Anna Sandberg se inclinó sobre la mesa. Le cogió los brazos y se los apretó para que le prestara atención.

—Escúchame, Lotta —le dijo—. ¿Me oyes?

—Sí.

—Bien —dijo Anna Sandberg sosteniéndole la mirada—. Lo que acabas de decir es tan absurdo como si hubieras dicho que fue culpa de Linda que la matara. ¿Me has oído?

—Sí, te he oído. Te he oído —repitió al notar que Anna le apretaba el brazo un poco más.

—Fue Bengt Månsson quien mató a Linda. Solo él. Él es el único culpable. Y nadie más. Tú y Linda sois sus víctimas.

—Te he oído —repitió Lotta Ericson.

—Bien —dijo Anna Sandberg—. Pues métetelo en la cabeza. Porque es la verdad. Así sucedió y sucedió por eso.

Después, Anna Sandberg y su colega volvieron a la comisaría de Växjö. Ninguna de las dos se sentía bien. En comparación con cómo estaba la mujer a la que habían dejado, la vida era maravillosa.

—Podría matar a ese cerdo —dijo Anna Sandberg cuando entraban en la cochera.

—Avísame si necesitas ayuda —respondió la colega.

Knutsson y Thorén continuaron la búsqueda infructuosa del diario y otros datos que hablaran de la víctima. Empezaron por interrogar otra vez a las amigas y recabaron información nueva. Finalmente, visitaron a su padre, en la finca, y les fue tan bien como a los colegas que habían hablado con él del mismo asunto con anterioridad.

Henning Wallin no tenía ningún diario. Naturalmente, había pensado bastante sobre el asunto —¿cómo habría podido evitarlo, con lo mucho que la policía lo molestaba con ello?—, y lo único que podía ofrecer eran sus propias reflexiones sobre el particular.

—Por favor —dijo Knutsson.

Para Henning Wallin, un diario era una de las cosas más privadas de una persona. Sobre todo, si se trataba de una persona joven. Como su hija, por ejemplo. Si hubiera tenido un diario, seguramente habría dejado constancia en él del diálogo constante que todo ser humano mantiene consigo mismo sobre su vida, sus sentimientos, su conciencia. A él le habría confiado lo más íntimo, y la única razón de la existencia de tal diario sería su deseo de que todo eso quedase entre ella misma y ella misma.

—¿No lo entendéis? —preguntó Wallin mirando alternativamente a Knutsson y a Thorén.

—Lo entiendo —respondió Knutsson.

—Lo entendemos —dijo Thorén.

—Bien —respondió Wallin—. Y ahora, si me disculpan los señores…
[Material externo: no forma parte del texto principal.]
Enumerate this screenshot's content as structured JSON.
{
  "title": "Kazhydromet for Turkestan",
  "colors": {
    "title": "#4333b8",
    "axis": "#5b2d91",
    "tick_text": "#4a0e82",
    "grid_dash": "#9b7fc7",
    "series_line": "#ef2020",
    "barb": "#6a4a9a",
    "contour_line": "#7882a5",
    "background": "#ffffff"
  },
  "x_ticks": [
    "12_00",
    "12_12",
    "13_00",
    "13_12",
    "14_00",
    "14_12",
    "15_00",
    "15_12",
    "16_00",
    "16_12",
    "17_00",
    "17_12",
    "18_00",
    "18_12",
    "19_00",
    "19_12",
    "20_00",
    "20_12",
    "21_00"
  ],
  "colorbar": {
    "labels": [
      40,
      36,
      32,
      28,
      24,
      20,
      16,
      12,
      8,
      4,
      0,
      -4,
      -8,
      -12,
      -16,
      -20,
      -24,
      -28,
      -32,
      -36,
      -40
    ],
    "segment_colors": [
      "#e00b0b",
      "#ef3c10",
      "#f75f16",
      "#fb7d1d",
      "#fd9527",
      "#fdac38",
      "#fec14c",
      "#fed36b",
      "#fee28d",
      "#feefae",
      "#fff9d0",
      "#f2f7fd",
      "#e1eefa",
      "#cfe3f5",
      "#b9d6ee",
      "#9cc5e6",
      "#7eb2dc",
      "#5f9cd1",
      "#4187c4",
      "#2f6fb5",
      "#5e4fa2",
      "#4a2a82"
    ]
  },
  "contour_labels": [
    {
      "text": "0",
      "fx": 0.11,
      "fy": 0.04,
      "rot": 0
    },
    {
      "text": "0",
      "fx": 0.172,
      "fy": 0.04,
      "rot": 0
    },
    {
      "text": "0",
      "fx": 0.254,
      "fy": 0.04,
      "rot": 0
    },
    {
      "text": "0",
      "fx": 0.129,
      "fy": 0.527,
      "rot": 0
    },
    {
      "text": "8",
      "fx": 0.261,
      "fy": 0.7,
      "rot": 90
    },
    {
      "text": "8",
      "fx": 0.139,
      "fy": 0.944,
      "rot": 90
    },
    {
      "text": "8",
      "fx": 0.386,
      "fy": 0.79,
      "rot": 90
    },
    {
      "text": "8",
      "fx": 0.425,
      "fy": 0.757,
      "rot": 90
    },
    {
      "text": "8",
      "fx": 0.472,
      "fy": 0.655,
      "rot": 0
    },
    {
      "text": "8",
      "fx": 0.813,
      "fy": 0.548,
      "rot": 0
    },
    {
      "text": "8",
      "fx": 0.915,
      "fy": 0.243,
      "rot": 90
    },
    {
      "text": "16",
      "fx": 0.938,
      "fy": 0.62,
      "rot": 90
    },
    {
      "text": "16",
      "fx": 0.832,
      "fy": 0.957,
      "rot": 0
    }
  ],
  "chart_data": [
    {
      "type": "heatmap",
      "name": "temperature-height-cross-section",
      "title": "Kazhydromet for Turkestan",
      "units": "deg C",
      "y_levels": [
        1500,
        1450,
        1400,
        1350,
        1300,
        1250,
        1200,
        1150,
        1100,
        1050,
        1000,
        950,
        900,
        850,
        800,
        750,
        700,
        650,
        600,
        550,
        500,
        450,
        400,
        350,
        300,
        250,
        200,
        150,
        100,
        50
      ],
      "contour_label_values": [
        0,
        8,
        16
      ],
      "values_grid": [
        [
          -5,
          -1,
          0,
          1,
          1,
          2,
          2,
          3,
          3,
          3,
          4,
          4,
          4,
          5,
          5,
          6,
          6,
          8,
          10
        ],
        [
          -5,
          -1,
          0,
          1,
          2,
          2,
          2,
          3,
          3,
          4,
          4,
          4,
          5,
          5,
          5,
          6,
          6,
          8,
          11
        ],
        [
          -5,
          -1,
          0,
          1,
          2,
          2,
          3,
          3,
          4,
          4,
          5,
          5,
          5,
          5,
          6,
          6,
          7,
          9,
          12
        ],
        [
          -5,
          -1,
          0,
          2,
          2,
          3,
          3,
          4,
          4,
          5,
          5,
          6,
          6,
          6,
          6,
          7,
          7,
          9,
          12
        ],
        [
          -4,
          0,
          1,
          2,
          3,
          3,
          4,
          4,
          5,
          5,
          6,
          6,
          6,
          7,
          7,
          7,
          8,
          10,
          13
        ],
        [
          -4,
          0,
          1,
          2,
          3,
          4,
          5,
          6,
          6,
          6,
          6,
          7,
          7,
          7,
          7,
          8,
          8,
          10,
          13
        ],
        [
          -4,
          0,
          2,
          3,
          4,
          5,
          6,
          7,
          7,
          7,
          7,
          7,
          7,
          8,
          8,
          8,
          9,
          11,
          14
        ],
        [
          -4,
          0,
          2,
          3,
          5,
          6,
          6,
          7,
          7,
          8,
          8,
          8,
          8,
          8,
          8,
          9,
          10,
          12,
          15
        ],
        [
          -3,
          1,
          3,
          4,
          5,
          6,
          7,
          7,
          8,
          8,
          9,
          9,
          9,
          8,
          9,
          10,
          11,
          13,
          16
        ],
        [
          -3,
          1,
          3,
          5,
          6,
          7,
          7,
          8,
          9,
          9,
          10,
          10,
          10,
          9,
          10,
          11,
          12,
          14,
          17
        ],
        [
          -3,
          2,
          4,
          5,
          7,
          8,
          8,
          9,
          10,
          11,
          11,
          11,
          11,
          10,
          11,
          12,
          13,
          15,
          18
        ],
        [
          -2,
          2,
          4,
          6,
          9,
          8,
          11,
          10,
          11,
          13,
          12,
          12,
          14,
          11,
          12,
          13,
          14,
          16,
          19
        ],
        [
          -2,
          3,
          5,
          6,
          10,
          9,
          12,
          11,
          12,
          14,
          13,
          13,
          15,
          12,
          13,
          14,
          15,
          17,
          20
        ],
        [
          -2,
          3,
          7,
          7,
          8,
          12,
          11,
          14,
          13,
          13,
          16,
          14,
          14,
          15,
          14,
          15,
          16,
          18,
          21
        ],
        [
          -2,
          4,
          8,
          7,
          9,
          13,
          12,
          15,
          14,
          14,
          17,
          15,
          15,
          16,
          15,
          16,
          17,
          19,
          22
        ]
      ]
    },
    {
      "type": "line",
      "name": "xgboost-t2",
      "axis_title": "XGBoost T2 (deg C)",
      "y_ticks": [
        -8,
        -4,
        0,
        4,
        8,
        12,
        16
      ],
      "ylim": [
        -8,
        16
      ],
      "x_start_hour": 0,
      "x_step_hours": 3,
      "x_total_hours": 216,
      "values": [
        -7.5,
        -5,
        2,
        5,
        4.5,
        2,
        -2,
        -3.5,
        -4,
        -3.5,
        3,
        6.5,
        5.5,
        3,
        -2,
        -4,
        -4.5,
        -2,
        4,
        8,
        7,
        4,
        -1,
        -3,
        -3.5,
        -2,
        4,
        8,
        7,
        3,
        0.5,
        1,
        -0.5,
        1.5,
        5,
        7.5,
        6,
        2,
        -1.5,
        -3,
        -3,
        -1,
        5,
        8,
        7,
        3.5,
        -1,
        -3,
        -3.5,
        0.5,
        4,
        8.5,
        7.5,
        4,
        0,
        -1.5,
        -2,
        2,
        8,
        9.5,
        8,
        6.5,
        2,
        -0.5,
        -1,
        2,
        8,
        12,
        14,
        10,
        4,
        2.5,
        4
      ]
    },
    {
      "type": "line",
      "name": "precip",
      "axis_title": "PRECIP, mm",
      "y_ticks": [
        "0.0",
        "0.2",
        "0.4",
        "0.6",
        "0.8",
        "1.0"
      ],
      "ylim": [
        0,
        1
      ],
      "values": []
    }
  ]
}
—Me pregunto si lo ha tirado o si lo habrá escondido —dijo Thorén en el coche, ya de vuelta en la comisaría, junto a la plaza de Oxtorget.

—De todos modos, lo ha leído —dijo Knutsson.

—Para comprobar si contenía algo que desvelase quién era el asesino —añadió Thorén.

—Y al ver que no, lo tiraría, seguramente. O lo quemaría, más bien —adivinó Knutsson.

—Sí, seguro que lo quemó —dijo Thorén—. No es de los que tiran las cosas sin más. Aunque yo me inclino por pensar que lo tiene escondido a buen recaudo.

—¿Por qué? —preguntó Knutsson.

—Porque no me parece que sea de los que tiran las cosas —respondió Thorén—. Aunque, claro…

—… totalmente seguros no podemos estar —remató Knutsson.